Squeezing the timeline puts an exponential growth demand on the capacity of ticketing infrastructure.
Take a look at the extreme traffic peak one of our customers experienced during a recent mega-blockbuster pre-sale, shown in new users per minute entering the ticketing flow:
And it's not enough to focus on website alone.
Apps are increasingly the driver of online movie ticket booking worldwide, and by one estimate have already outpaced desktop in North America. Any IT strategy needs to reflect this reality.
There are certainly many ways to build performance into a website to try and handle the web traffic load. But the massive demand can crash even an optimized system.
Several leading cinema chains—just like major ticketing platforms Ticketmaster and AXS—have had success by implementing a virtual waiting room.

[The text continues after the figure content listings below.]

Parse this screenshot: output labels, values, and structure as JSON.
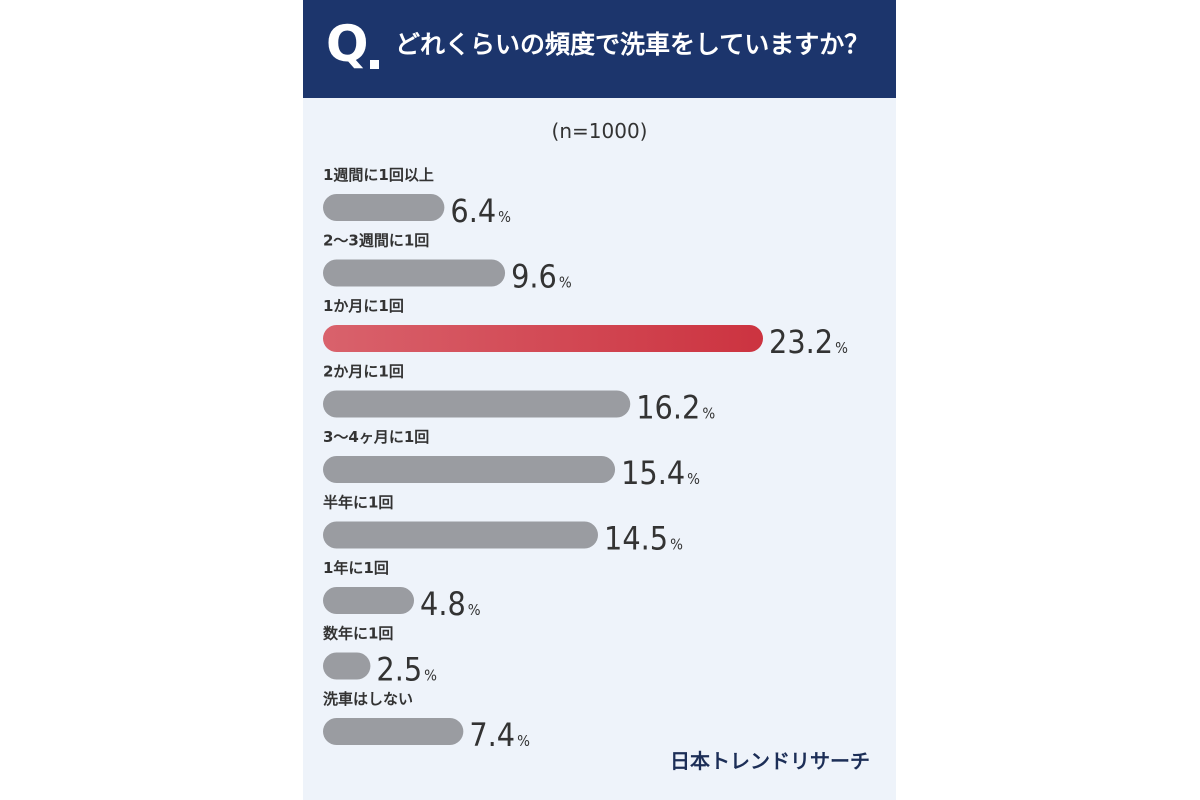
{
  "header": {
    "q_mark": "Q",
    "question": "どれくらいの頻度で洗車をしていますか？"
  },
  "sample_size": "(n=1000)",
  "brand": "日本トレンドリサーチ",
  "colors": {
    "header_bg": "#1c356c",
    "background": "#eef3fa",
    "bar_default": "#9a9ca1",
    "highlight": "#cc3340",
    "text": "#333333"
  },
  "chart_data": {
    "type": "bar",
    "orientation": "horizontal",
    "title": "どれくらいの頻度で洗車をしていますか？",
    "categories": [
      "1週間に1回以上",
      "2〜3週間に1回",
      "1か月に1回",
      "2か月に1回",
      "3〜4ヶ月に1回",
      "半年に1回",
      "1年に1回",
      "数年に1回",
      "洗車はしない"
    ],
    "values": [
      6.4,
      9.6,
      23.2,
      16.2,
      15.4,
      14.5,
      4.8,
      2.5,
      7.4
    ],
    "value_labels": [
      "6.4",
      "9.6",
      "23.2",
      "16.2",
      "15.4",
      "14.5",
      "4.8",
      "2.5",
      "7.4"
    ],
    "unit": "%",
    "highlight_index": 2,
    "xlim": [
      0,
      23.2
    ],
    "grid": false
  }
}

For Avengers: Endgame, while some online movie ticketing systems were unable to handle the load as their services crashed, Fandango was able to manage the surging traffic volume through the use of a virtual waiting room.
Virtual waiting rooms mitigate the enormous traffic surge to ticketing infrastructure by placing excess visitors into an online queue with customizable queue page.
The best virtual waiting rooms offer native mobile app integration to meet online movie ticketing demand where it is. And they offer a pre-queue option to collect visitors who arrive early, preventing crashes before the sale even starts.
Managing traffic inflow to the entire customer journey has the added benefit of making sure payment gateways and other external bottlenecks don’t become overloaded.
As Charli Bregnballe, CTO of Danish online movie ticket service Kino, puts it, without their use of a virtual waiting room:
“The site would crash every time during presales, resulting in a huge loss of revenue. We scaled up the servers quite a lot, which was extremely expensive, and it didn’t help. Plus, it didn’t ensure that our integrated ticketing and payment systems wouldn’t crash. If we don’t use a virtual waiting room, we cannot run presales for blockbusters like Star Wars and Fifty Shades of Grey. It’s a business necessity.”
Record-breaking blockbusters are around the corner
As the short-lived Short Head tells us, we should already be looking ahead to the next movies poised to challenge Avengers: Endgame.
Disney has a major lineup of remakes and sequels coming up this summer, including Aladdin, Toy Story 4, and The Lion King.
Looking ahead, the studio has also announced Avatar and Star Wars sequels to be released each year from 2021 through 2027.
These are just a few mega-blockbusters poised to break new revenue and attendance records at theaters around the world. And along with them will come exponential demand on online movie ticket booking.
After Avengers: Endgame, are you doing whatever it takes to prevent your ticketing system from crashing?